Business

Uber, Amazon to charge eateries steep rates for delivery

Uber and Amazon are launching slick new apps that promise to widen the market for high-tech food delivery — but the bill for restaurants won’t be cheap.

Uber will begin in March to deploy its vast network of taxis and bike couriers to deliver gourmet pizzas, burgers and salads through its new “UberEats” platform — and will demand an unprecedentedly steep 30 percent cut of the bill from restaurants, sources told The Post.

Amazon won’t be far behind, with plans to charge eateries 27.5 percent of the check, according to interviews with persons briefed on the situation and documents reviewed by The Post.

Amazon is preparing a mobile ordering platform that will include more than 300 Manhattan eateries through its Prime Now app, sources said.

That’s substantially above the 12 percent to 24 percent that Grubhub and Seamless charge restaurants for food orders, sources said — a rate that is already seen by many mom-and-pop establishments as punishing.

It’s also ahead of the 15 percent to 23 percent charged by rivals like Delivery.com, DoorDash, Postmates and Caviar.

Reps for UberEats have lately told cash-strapped restaurants that charging any less would be “unsustainable,” sources said. The new, full-scale platform replaces a more limited quick-delivery service for lunch launched last year that’s being renamed Uber Instant.

On top of the 30 percent cut it’s charging restaurants, UberEats has been adding a $5 delivery fee to customers in a recent pilot program in Toronto, sources said.

That’s on par with delivery fees of between $2 and $7 typically tacked on by services like Caviar and DoorDash.

Online giant Amazon, which began rolling out the “Amazon Restaurants” feature on its Prime Now app in Chicago last month, has waived delivery fees thus far.

“They’re still trying to really figure out what this is,” one source said of Amazon’s plans. “Is it [a customer] acquisition strategy for [Amazon Prime], or something they’d like to open up to the broader public?”

Officials at Uber and Amazon didn’t respond to requests for comment.

Despite the stiff fees, some Toronto eateries have already acquired a taste for UberEats.

“We’ve had a very good experience with Uber — no complaints,” says Gary Quinto, a partner at Pizzeria Libretto Group, which operates a half-dozen area restaurants.

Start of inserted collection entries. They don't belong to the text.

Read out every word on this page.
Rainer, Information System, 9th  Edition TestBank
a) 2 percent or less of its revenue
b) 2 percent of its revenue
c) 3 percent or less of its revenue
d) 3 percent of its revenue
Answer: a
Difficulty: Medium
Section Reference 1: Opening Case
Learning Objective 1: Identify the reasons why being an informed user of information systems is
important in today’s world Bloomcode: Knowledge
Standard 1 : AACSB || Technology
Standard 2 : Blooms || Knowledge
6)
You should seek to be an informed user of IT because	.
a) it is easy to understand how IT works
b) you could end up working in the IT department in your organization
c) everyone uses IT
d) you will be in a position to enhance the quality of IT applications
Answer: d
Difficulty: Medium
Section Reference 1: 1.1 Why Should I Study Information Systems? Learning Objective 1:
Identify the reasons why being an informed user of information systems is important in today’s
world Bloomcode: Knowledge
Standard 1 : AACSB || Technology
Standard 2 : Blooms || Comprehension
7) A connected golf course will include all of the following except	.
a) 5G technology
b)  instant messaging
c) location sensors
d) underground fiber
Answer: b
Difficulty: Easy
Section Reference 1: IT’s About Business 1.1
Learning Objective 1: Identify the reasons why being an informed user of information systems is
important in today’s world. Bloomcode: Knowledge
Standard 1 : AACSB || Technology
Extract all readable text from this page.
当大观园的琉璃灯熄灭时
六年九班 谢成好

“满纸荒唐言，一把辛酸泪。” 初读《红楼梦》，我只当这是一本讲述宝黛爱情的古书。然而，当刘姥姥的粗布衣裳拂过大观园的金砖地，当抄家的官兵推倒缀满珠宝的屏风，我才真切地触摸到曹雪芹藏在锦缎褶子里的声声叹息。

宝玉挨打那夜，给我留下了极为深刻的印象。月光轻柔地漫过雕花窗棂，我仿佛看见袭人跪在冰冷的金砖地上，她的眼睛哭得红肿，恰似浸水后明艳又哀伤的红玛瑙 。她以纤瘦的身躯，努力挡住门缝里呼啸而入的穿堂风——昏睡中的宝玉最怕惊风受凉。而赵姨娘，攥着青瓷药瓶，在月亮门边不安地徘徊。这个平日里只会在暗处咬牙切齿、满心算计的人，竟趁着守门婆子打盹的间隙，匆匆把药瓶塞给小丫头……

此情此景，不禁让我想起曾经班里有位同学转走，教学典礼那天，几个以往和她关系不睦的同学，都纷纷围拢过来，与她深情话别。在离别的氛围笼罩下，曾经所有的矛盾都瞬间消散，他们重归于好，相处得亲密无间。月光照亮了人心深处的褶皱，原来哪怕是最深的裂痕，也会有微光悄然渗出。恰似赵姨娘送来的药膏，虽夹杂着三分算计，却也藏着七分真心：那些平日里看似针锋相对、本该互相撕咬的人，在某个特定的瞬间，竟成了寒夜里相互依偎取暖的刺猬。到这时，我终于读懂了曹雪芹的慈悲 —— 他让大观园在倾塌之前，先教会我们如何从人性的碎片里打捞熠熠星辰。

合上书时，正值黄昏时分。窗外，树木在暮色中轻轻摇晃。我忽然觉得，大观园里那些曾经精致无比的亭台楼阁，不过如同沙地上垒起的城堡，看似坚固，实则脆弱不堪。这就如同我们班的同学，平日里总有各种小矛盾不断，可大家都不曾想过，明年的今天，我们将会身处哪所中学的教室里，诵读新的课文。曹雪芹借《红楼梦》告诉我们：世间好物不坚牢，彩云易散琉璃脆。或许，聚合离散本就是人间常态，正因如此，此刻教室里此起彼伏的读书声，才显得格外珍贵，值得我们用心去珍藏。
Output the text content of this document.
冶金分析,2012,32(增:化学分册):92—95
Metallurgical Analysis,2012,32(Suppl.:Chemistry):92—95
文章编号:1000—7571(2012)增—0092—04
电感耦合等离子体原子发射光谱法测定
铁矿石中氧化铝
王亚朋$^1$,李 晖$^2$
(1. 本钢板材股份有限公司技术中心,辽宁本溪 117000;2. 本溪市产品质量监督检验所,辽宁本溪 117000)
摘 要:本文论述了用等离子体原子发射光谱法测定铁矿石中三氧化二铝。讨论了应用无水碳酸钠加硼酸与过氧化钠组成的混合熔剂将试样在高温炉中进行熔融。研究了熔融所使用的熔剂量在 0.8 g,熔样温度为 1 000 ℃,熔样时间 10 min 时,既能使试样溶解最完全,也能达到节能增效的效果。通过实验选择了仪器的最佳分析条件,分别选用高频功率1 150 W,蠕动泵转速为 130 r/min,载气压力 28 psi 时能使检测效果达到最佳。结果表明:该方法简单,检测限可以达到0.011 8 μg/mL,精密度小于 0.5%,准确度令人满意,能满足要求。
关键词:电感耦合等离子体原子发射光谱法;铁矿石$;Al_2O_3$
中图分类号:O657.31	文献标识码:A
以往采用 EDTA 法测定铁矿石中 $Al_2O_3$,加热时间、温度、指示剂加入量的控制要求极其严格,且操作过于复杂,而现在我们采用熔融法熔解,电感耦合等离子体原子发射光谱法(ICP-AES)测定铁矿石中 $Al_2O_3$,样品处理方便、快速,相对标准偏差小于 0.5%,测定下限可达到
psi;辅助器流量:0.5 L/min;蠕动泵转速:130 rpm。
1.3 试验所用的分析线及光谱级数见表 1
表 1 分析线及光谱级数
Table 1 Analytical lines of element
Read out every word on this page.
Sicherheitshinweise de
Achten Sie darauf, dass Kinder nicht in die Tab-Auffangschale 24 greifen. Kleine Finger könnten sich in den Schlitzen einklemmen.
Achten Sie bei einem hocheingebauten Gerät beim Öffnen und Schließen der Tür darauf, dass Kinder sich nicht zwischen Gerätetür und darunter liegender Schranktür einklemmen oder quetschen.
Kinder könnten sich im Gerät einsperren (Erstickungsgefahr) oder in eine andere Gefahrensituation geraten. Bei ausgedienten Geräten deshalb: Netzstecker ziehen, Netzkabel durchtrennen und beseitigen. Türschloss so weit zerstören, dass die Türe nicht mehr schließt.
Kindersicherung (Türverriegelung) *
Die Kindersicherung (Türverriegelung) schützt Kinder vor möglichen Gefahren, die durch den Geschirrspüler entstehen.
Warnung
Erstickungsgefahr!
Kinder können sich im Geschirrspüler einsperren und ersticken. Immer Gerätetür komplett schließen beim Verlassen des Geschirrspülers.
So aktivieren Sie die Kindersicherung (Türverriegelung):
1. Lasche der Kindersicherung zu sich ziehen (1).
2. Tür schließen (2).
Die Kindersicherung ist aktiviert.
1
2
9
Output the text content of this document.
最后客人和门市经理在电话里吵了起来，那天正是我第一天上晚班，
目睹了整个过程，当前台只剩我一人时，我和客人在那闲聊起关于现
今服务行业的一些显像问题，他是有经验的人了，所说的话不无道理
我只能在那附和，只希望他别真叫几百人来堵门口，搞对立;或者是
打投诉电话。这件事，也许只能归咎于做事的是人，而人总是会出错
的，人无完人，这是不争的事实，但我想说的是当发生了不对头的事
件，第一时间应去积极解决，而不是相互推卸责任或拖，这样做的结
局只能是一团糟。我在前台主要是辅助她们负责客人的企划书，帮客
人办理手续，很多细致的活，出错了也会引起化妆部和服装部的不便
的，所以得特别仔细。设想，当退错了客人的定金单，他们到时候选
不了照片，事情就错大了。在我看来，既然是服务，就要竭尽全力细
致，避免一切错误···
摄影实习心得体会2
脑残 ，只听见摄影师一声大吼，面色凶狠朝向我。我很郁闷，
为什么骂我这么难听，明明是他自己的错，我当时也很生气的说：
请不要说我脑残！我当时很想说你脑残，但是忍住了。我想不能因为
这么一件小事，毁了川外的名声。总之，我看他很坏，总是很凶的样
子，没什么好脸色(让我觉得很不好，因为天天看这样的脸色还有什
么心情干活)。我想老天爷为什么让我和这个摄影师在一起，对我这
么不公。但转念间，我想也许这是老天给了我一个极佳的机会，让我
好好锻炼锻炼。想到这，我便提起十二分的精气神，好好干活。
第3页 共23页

Still, it’s unclear what kind of threat the higher-priced UberEats and Amazon apps pose to rivals. Mighty Quinn’s Barbeque, about to open its fourth location in Manhattan, currently uses Caviar for deliveries. The chain may try UberEats when it launches.

“It’s kind of volume-contingent — we look at gross-profit dollars instead of gross-profit percentages,” says co-founder Micha Magid, adding, “We don’t need to be on every single platform.”

Some players pooh-pooh the idea that food deliverers need fat percentages to survive.

Munch Ado, a new restaurant search engine that’s in the middle of raising $20 million, says it delivers better service than Seamless and Grubhub’s no-frills site for just 8.5 percent of a restaurant’s bill.

“If we’re going to build a long-term, sustainable model, the pain threshold for restaurants is 10 percent,” says Munch Ado Chief Executive Puneet Talwar.